The modern Steampunk movement grew from these roots. The word comes from the science fiction community – it’s a play on the term “Cyberpunk”, which refers to a genre of “high tech lowlife” stories exemplified by William Gibson’s novel Neuromancer. The idea of a “steam-tech lowlife” is not uncommon in Steampunk fiction – starting with Captain Nemo, perhaps – but the term encompasses the utopian side as well. Modern authors have explored many variants of the basic “what if”: what if Babbage had finished his brass computer? What if Dungeons and Dragons had robots? And on and on. But Steampunk has never been just about storytelling. It’s really a vision of a texture the world could have had.

Thus, the modern Steampunk movement (is it a movement? or simply a trend, or a hobby? whatever.) is predominantly about that texture. It centers, I think, on visual arts, particularly hobbycrafts: costuming, jewelry, kinetic sculpture, and of course computer case mods. Nothing better exemplifies the irreverent-yet-reverent flavor of Steampunk than a computer with steam gauges and gears.

I’ve been seeing pictures of cool Steampunk projects online since there was an online. If you’re just catching up, here are a few of my favorite links from the the past of the future of the past.
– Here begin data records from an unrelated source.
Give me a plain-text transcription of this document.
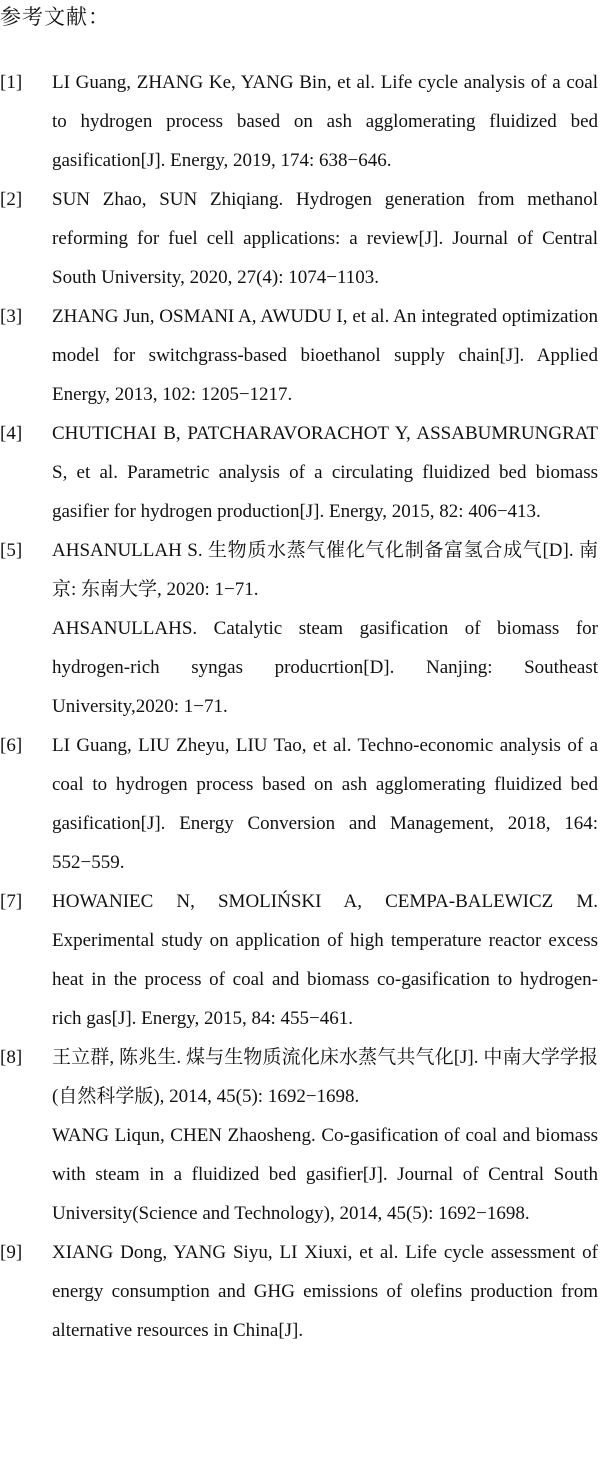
参考文献：
[1]	LI Guang, ZHANG Ke, YANG Bin, et al. Life cycle analysis of a coal to hydrogen process based on ash agglomerating fluidized bed gasification[J]. Energy, 2019, 174: 638−646.

[2]	SUN Zhao, SUN Zhiqiang. Hydrogen generation from methanol reforming for fuel cell applications: a review[J]. Journal of Central South University, 2020, 27(4): 1074−1103.

[3]	ZHANG Jun, OSMANI A, AWUDU I, et al. An integrated optimization model for switchgrass-based bioethanol supply chain[J]. Applied Energy, 2013, 102: 1205−1217.

[4]	CHUTICHAI B, PATCHARAVORACHOT Y, ASSABUMRUNGRAT S, et al. Parametric analysis of a circulating fluidized bed biomass gasifier for hydrogen production[J]. Energy, 2015, 82: 406−413.

[5]	AHSANULLAH S. 生物质水蒸气催化气化制备富氢合成气[D]. 南京: 东南大学, 2020: 1−71.

AHSANULLAHS. Catalytic steam gasification of biomass for hydrogen-rich syngas producrtion[D]. Nanjing: Southeast University,2020: 1−71.

[6]	LI Guang, LIU Zheyu, LIU Tao, et al. Techno-economic analysis of a coal to hydrogen process based on ash agglomerating fluidized bed gasification[J]. Energy Conversion and Management, 2018, 164: 552−559.

[7]	HOWANIEC N, SMOLIŃSKI A, CEMPA-BALEWICZ M. Experimental study on application of high temperature reactor excess heat in the process of coal and biomass co-gasification to hydrogen-rich gas[J]. Energy, 2015, 84: 455−461.

[8]	王立群, 陈兆生. 煤与生物质流化床水蒸气共气化[J]. 中南大学学报(自然科学版), 2014, 45(5): 1692−1698.

WANG Liqun, CHEN Zhaosheng. Co-gasification of coal and biomass with steam in a fluidized bed gasifier[J]. Journal of Central South University(Science and Technology), 2014, 45(5): 1692−1698.

[9]	XIANG Dong, YANG Siyu, LI Xiuxi, et al. Life cycle assessment of energy consumption and GHG emissions of olefins production from alternative resources in China[J].
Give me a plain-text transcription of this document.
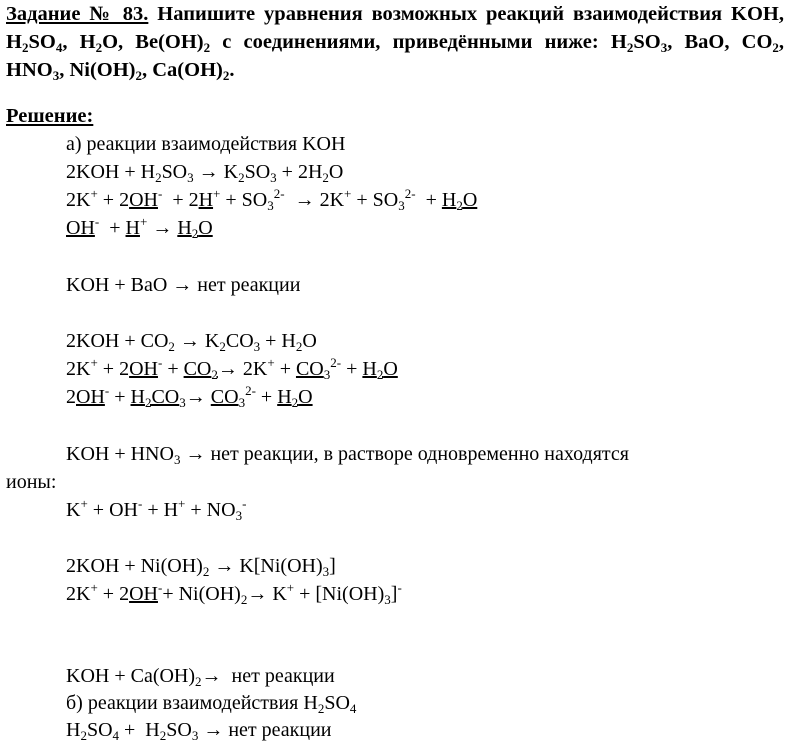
Задание № 83. Напишите уравнения возможных реакций взаимодействия KOH, $H_2SO_4$, $H_2O$, $Be(OH)_2$ с соединениями, приведёнными ниже: $H_2SO_3$, BaO, $CO_2$, $HNO_3$, $Ni(OH)_2$, $Ca(OH)_2$.
Решение:
а) реакции взаимодействия KOH
$2KOH + H_2SO_3 \to K_2SO_3 + 2H_2O$
$2K^+ + 2OH^- + 2H^+ + SO_3^{2-} \to 2K^+ + SO_3^{2-} + H_2O$
$OH^- + H^+ \to H_2O$
KOH + BaO → нет реакции
$2KOH + CO_2 \to K_2CO_3 + H_2O$
$2K^+ + 2OH^- + CO_2\to 2K^+ + CO_3^{2-} + H_2O$
$2OH^- + H_2CO_3\to CO_3^{2-} + H_2O$
KOH + $HNO_3$ → нет реакции, в растворе одновременно находятся
ионы:
$K^+ + OH^- + H^+ + NO_3^-$
$2KOH + Ni(OH)_2 \to K[Ni(OH)_3]$
$2K^+ + 2OH^-+ Ni(OH)_2\to K^+ + [Ni(OH)_3]^-$
KOH + $Ca(OH)_2\to$  нет реакции
б) реакции взаимодействия $H_2SO_4$
$H_2SO_4 + H_2SO_3$ → нет реакции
  • Girl Genius. I’ve been enjoying this long, long online comic book by Phil and Kaja Foglio, not least because of the colorful art generously greebled with valves and gauges and glass tubes crackling with weird energies. (The story starts kind of slowly but builds up to a pretty entertaining, moderately silly adventure with a lot of mad scientists. That link’s to a page that gives a good taste of the style but, out of context, shouldn’t spoil the story.)
  • Of course there’s plenty of Steam-swag for sale online. I thought these watches by Haruo Suekichi really hit the mark. (I mean, I haven’t bought any, but the pictures look great.) That’s just one example among uncountable artisans these days, if your taste runs to buying stuff. Personally, I prefer making things for myself. A watch like that would be great fun to build for yourself from old watches, purses, and whatnot.
  • I don’t know if Datamancer’s first Steampunk Laptop actually began the case mod frenzy, but it’s the first one I heard about and it got a lot of mainstream press attention for Steampunk at the time.
  • There’s rarely just one of something on the Internet, and for a while it seemed that steampunk casemods were popping up everywhere. Then D. Mattocks created this monster of a computing engine cabinet, appropriately named SteamPunk Frankenstein. Seriously, look at this thing:

'SteamPunk Frankenstein' & It's Creator - D. Mattocks

Yeah. That. Steampunk is That.

Well, gee, I guess there’s not much to say after that one, so I’ll stop there.

I hope I’ve given you a taste of Steampunk that leaves you wanting more; if not, at least now you’ll know it when you see it again! (If you do want more…I’ll return to this topic, and meanwhile there’s a billion blogs absolutely overflowing with this stuff.)